Yep, I did not think of any reason from this PR either. Yet this seems to be the only place that we can reproduce the no report error: I was trying to reproduce the Fuzz target binary not found. error in this PR, but it did not work either.

~~Could you please cherry-pick commits from #2038, or rebase your PR on it? Hopefully those commits can help us understand the cause.~~

Never mind, I created #2039 for this to keep your PR clean.

This is weird: With the same commits, that experiment works.

Let's wait a bit longer and if that experiments proves the error is flaky, we should be able to merge this. Not sure we can can consistently reproduce it here though, maybe because we run two experiments together?

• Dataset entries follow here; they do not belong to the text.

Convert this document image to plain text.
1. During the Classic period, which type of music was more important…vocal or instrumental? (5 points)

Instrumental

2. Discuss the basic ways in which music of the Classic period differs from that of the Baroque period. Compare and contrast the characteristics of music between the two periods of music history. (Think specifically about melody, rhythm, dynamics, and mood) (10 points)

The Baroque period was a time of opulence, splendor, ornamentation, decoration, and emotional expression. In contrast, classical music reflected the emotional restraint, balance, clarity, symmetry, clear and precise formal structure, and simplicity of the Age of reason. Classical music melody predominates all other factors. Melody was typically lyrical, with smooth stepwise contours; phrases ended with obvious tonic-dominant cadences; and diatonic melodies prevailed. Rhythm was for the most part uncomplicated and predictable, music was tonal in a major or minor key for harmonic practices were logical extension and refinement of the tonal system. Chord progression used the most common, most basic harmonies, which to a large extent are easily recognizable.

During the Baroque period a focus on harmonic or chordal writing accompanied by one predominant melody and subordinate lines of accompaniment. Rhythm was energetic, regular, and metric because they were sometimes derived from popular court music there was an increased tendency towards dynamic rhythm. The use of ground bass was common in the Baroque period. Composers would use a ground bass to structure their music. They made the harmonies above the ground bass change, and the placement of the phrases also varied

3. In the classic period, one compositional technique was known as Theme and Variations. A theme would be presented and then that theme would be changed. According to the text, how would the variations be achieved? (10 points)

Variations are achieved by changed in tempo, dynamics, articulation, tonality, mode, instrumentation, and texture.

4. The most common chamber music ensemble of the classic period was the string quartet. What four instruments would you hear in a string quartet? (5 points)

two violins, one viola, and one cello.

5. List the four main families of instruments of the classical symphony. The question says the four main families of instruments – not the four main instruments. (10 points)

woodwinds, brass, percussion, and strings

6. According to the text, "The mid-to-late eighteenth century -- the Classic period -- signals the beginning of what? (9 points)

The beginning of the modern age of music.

addisoncrump commented 1 month ago

Hey, what remains for this PR? We settled that the flakiness was not associated to this PR, unless I'm mistaken.

DonggeLiu commented 1 month ago

Hey, what remains for this PR? We settled that the flakiness was not associated to this PR, unless I'm mistaken.

You are right, I will merge this.

DonggeLiu commented 1 month ago

/gcbexp skip

addisoncrump commented 4 weeks ago

Any chance we could run another baselines experiment with this? Would be good to have this data in the pocket.

DonggeLiu commented 4 weeks ago

Any chance we could run another baselines experiment with this? Would be good to have this data in the pocket.

Yep sure! Running at a new PR as this PR has been merged.